Segundo a Secretaria de Trabalho, Desenvolvimento Social, Mulheres, Igualdade Racial e Direitos Humanos, 65 mil famílias recebem o benefício mensal. Com o Bolsa Família e o DF Sem Miséria, elas ganham, em média, R$ 132 para complementar a renda. Juntos, os programas tentam garantir uma renda per capita de R$ 140.

Desde o início do ano, mais de 13 mil famílias do DF foram inseridas no Cadastro Único para Programas Sociais. Hoje, 166 mil delas recebem dinheiro do governo por situação de vulnerabilidade, o que representa 664 mil habitantes.

Segundo levantamento de 2013 do Instituto Brasileiro de Geografia e Estatística (IBGE), o índice distrital de insegurança alimentar estava abaixo da média nacional e da região Centro-Oeste. A situação vai desde preocupação com uma hipotética falta de alimento à situação real de passar fome.

Condição precária no centro do poder

Reduto das principais decisões políticas e jurídicas do País, o DF tem “bolsões de muita pobreza”, como afirma José Ivan Mayer de Aquino. Professor aposentado e especialista de Políticas e Gestão Governamental, ele coordena o comitê distrital da Ação da Cidadania contra a Fome, a Miséria e pela Vida, uma das ONGs que trabalham pela erradicação da fome no País.

Após anos focada em arrecadação de literatura, a instituição teve de voltar a distribuir alimentos. Sol Nascente, Estrutural e assentamentos estão entre os pontos apontados como vulneráveis. “Voltamos a arrecadar alimentação pela necessidade, pela diminuição da renda média das pessoas ocupadas, pelo aumento do desemprego e redução dos recursos orçamentários que enxergam as pessoas mais pobres”, diz.

Bola de neve

A fome não está sozinha. Ela vem com falta de oportunidade, baixa escolaridade e desemprego. Segundo dados da Companhia de Planejamento do DF (Codeplan), as mais altas taxas de desocupação se concentram no grupo de regiões administrativas de baixa renda, como Estrutural, Fercal e Itapoã. Esses locais também concentram pobreza e fome.

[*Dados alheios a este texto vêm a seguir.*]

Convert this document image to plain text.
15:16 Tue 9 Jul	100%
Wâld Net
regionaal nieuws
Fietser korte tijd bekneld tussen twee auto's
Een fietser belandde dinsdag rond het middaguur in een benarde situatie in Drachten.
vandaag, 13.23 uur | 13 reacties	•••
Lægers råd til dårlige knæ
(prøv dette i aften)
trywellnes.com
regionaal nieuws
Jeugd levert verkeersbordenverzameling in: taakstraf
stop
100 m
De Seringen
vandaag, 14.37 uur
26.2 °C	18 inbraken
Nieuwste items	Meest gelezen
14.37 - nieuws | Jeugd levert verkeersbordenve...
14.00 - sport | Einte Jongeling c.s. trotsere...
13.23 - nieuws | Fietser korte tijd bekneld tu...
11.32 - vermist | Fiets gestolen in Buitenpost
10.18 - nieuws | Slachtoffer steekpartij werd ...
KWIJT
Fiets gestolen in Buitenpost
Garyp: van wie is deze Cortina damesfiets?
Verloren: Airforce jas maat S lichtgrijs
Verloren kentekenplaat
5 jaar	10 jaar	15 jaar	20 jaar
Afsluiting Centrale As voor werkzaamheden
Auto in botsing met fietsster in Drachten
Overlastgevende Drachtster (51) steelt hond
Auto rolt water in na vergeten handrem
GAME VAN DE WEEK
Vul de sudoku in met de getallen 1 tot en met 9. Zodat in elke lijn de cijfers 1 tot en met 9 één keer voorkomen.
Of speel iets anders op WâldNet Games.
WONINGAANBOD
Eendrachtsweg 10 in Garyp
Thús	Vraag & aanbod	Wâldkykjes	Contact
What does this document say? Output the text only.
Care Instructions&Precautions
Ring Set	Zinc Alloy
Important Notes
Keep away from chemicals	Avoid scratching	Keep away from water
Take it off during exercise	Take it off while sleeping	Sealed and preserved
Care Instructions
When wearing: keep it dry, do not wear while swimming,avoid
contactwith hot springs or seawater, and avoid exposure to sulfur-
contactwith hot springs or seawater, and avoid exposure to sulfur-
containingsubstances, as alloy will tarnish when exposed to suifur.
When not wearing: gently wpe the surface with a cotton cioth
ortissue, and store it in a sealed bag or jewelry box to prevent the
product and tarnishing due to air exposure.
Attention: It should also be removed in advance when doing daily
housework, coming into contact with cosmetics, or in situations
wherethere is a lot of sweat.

Rosimeire da Cunha Leite, 46 anos, não quer benefício, quer trabalho. Há dois anos de volta à capital após seis tentando a vida em São Paulo, ela já distribuiu currículo em diversos setores. “Eu sei de tudo um pouco. O que aparecer eu topo”, resume. Enquanto isso, a comida para as sete pessoas de casa vem de doações. “Minha irmã, que é frentista, me dá. São R$ 1,2 mil para a minha casa e a dela. Não passamos fome, mas é complicado depender dos outros”, pondera.

Ao receber a equipe em casa, ela tinha um pacote de arroz e feijão para o mês. “A despensa vai ficando vazia. O desespero bate pois tenho dois netos que cuido”, lamenta.

 

Com informações do Jornal de Brasília.